Lo dice l’ultimo rapporto elaborato dal servizio delle politiche del lavoro della Provincia e lo dicono ancor di più le file delle persone che si rivolgono agli enti locali (Provincia e Comuni). Lo sa la Provincia, che ha in carico le politiche del lavoro, e lo sa il Comune di Pordenone su cui ricadono gran parte di quei lavoratori. Non a caso il sindaco Claudio Pedrotti è pronto a convocare un consiglio comunale aperto dedicato proprio al tema.
La fascia della mobilità indennizzata è formata da 2051 persone, in prevalenza uomini (1251) e in prevalenza maturi: tra i 35 e i 54 anni d’età.

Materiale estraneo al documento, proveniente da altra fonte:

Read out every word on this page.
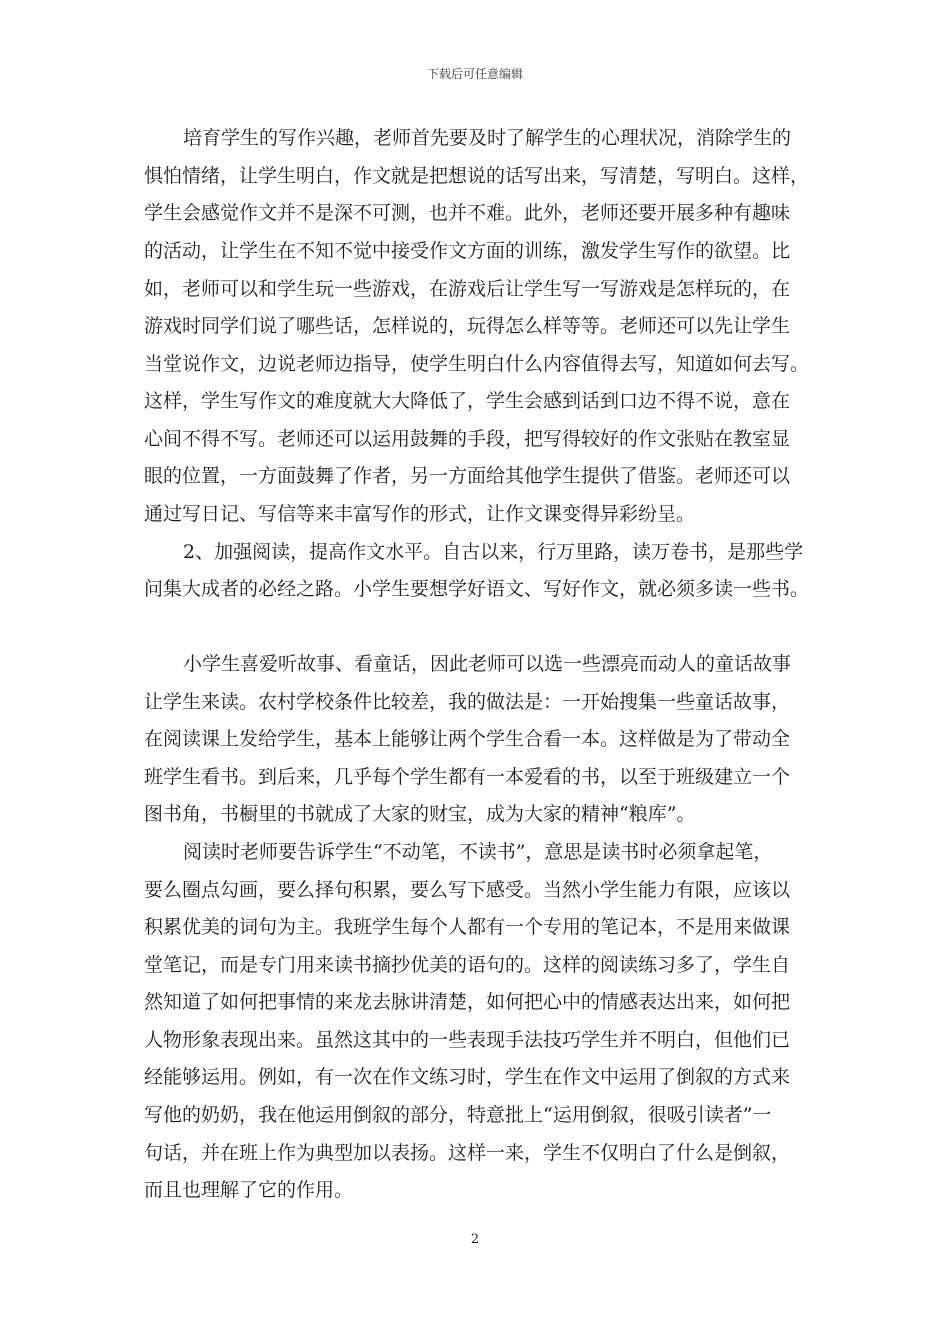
下载后可任意编辑
培育学生的写作兴趣，老师首先要及时了解学生的心理状况，消除学生的
惧怕情绪，让学生明白，作文就是把想说的话写出来，写清楚，写明白。这样，
学生会感觉作文并不是深不可测，也并不难。此外，老师还要开展多种有趣味
的活动，让学生在不知不觉中接受作文方面的训练，激发学生写作的欲望。比
如，老师可以和学生玩一些游戏，在游戏后让学生写一写游戏是怎样玩的，在
游戏时同学们说了哪些话，怎样说的，玩得怎么样等等。老师还可以先让学生
当堂说作文，边说老师边指导，使学生明白什么内容值得去写，知道如何去写。
这样，学生写作文的难度就大大降低了，学生会感到话到口边不得不说，意在
心间不得不写。老师还可以运用鼓舞的手段，把写得较好的作文张贴在教室显
眼的位置，一方面鼓舞了作者，另一方面给其他学生提供了借鉴。老师还可以
通过写日记、写信等来丰富写作的形式，让作文课变得异彩纷呈。
2、加强阅读，提高作文水平。自古以来，行万里路，读万卷书，是那些学
问集大成者的必经之路。小学生要想学好语文、写好作文，就必须多读一些书。
小学生喜爱听故事、看童话，因此老师可以选一些漂亮而动人的童话故事
让学生来读。农村学校条件比较差，我的做法是：一开始搜集一些童话故事，
在阅读课上发给学生，基本上能够让两个学生合看一本。这样做是为了带动全
班学生看书。到后来，几乎每个学生都有一本爱看的书，以至于班级建立一个
图书角，书橱里的书就成了大家的财宝，成为大家的精神“粮库”。
阅读时老师要告诉学生“不动笔，不读书”，意思是读书时必须拿起笔，
要么圈点勾画，要么择句积累，要么写下感受。当然小学生能力有限，应该以
积累优美的词句为主。我班学生每个人都有一个专用的笔记本，不是用来做课
堂笔记，而是专门用来读书摘抄优美的语句的。这样的阅读练习多了，学生自
然知道了如何把事情的来龙去脉讲清楚，如何把心中的情感表达出来，如何把
人物形象表现出来。虽然这其中的一些表现手法技巧学生并不明白，但他们已
经能够运用。例如，有一次在作文练习时，学生在作文中运用了倒叙的方式来
写他的奶奶，我在他运用倒叙的部分，特意批上“运用倒叙，很吸引读者”一
句话，并在班上作为典型加以表扬。这样一来，学生不仅明白了什么是倒叙，
而且也理解了它的作用。
2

La maggior parte di questi (59,8 per cento) manterrà una permanenza in lista oltre il 31 marzo 2014 mentre il 40 per cento - 825 persone - vedranno concludersi il periodo di mobilità entro un anno e questo significa che gli enti locali sono chiamati, nonostante la penuria di risorse e le difficoltà di cassa, ad accelerare la ricerca di soluzioni che vadano oltre il mero assistenzialismo. Un percorso che Pordenone sta facendo a livello di Ambito, ma che, per usare le parole di Pedrotti, da solo non può farcela.
Ma il problema mobilità è composto da altre 1683 persone fuoriuscite da piccole e micro imprese (con una quasi parità tra uomini e donne) che pur non avendo un sussidio, qualora vengano rimpiegate portavano quanto meno in “dote” sgravi fiscali alle aziende. «Con la legge Fornero questo è venuto meno – spiega il presidente Alessandro Ciriani – ragione per cui questa fascia di persone è doppiamente penalizzata».

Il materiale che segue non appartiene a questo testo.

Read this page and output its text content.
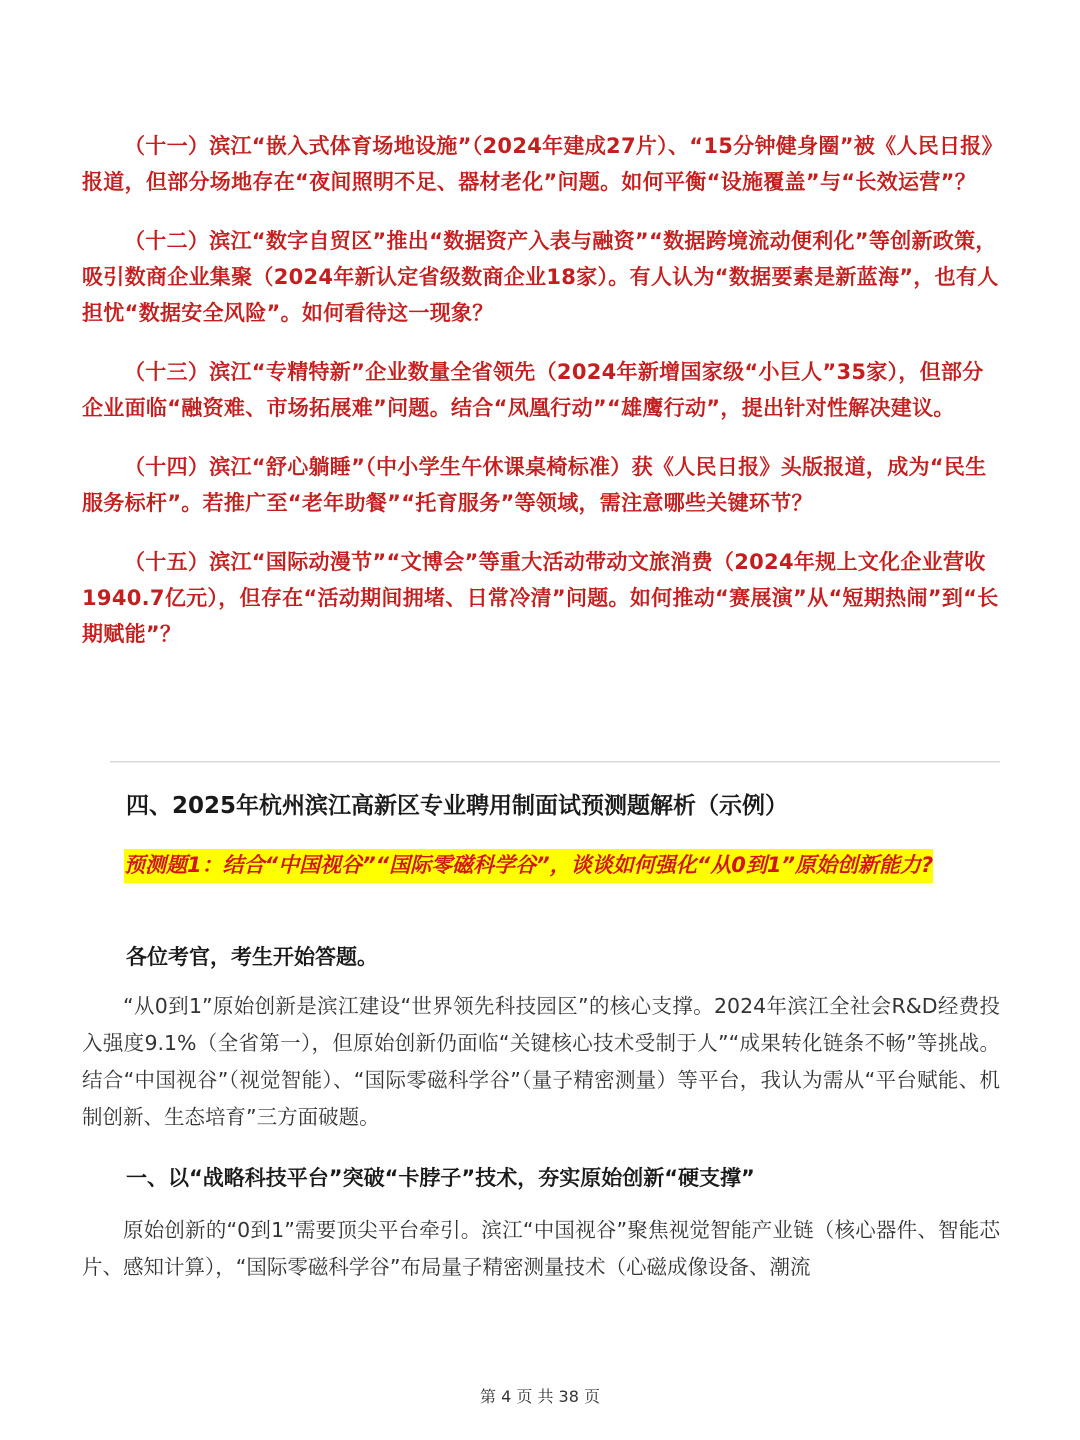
（十一）滨江“嵌入式体育场地设施”（2024年建成27片）、“15分钟健身圈”被《人民日报》报道，但部分场地存在“夜间照明不足、器材老化”问题。如何平衡“设施覆盖”与“长效运营”？

（十二）滨江“数字自贸区”推出“数据资产入表与融资”“数据跨境流动便利化”等创新政策，吸引数商企业集聚（2024年新认定省级数商企业18家）。有人认为“数据要素是新蓝海”，也有人担忧“数据安全风险”。如何看待这一现象？

（十三）滨江“专精特新”企业数量全省领先（2024年新增国家级“小巨人”35家），但部分企业面临“融资难、市场拓展难”问题。结合“凤凰行动”“雄鹰行动”，提出针对性解决建议。

（十四）滨江“舒心躺睡”（中小学生午休课桌椅标准）获《人民日报》头版报道，成为“民生服务标杆”。若推广至“老年助餐”“托育服务”等领域，需注意哪些关键环节？

（十五）滨江“国际动漫节”“文博会”等重大活动带动文旅消费（2024年规上文化企业营收1940.7亿元），但存在“活动期间拥堵、日常冷清”问题。如何推动“赛展演”从“短期热闹”到“长期赋能”？

四、2025年杭州滨江高新区专业聘用制面试预测题解析（示例）

预测题1：结合“中国视谷”“国际零磁科学谷”，谈谈如何强化“从0到1”原始创新能力?

各位考官，考生开始答题。

“从0到1”原始创新是滨江建设“世界领先科技园区”的核心支撑。2024年滨江全社会R&D经费投入强度9.1%（全省第一），但原始创新仍面临“关键核心技术受制于人”“成果转化链条不畅”等挑战。结合“中国视谷”（视觉智能）、“国际零磁科学谷”（量子精密测量）等平台，我认为需从“平台赋能、机制创新、生态培育”三方面破题。

一、以“战略科技平台”突破“卡脖子”技术，夯实原始创新“硬支撑”

原始创新的“0到1”需要顶尖平台牵引。滨江“中国视谷”聚焦视觉智能产业链（核心器件、智能芯片、感知计算），“国际零磁科学谷”布局量子精密测量技术（心磁成像设备、潮流

第 4 页 共 38 页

Il quadro complessivo indica una diminuzione degli avviamenti – il primo trimestre dell’anno rispetto allo scorso ha registrato una diminuzione del 10 per cento – soprattutto tra i giovani e le donne. Aumenta poi la precarizzazione del lavoro – in calo i contratti a tempo indeterminato – e tutti i settori tradizionali presentano il segno meno sotto il profilo occupazionale.
Continua la contrazione degli avviamenti nel settore manifatturiero, da sempre ossatura dell’economia pordenonese, che vede il dato tendenziale ridursi di più di un quinto (- 21,1%) anche se il ridimensionamento più evidente fa capo al settore dei servizi di alloggio e ristorazione con un calo di quasi il 40% degli avviamenti ( -38,4%).
Continua il segno meno per costruzioni, commercio all’ingrosso e al dettaglio e sembra dar segnali di sofferenza anche il settore legato ai servizi alla persona (sanità e assistenza sia nel dato tendenziale -36,6 % che congiunturale -23,4 %). Provincia e Comune chiedono da tempo alla Regione una revisione della legge regionale sul lavoro per far fronte alla “valanga” che sta avanzando. Gli incentivi oggi a disposizione delle imprese per stabilizzare l’occupazione diventano inutili se le imprese hanno il problema di mantenere i livelli occupazionali consolidati.
L’esigenza degli enti locali è quella di avere strumenti flessibili e aggiornati rispetto a quella che è una crisi strutturale. Perché la valanga di espulsi dal mondo del lavoro va a scaricarsi direttamente sul sociale, ma il mero assistenzialismo non può essere la risposta all’emergenza.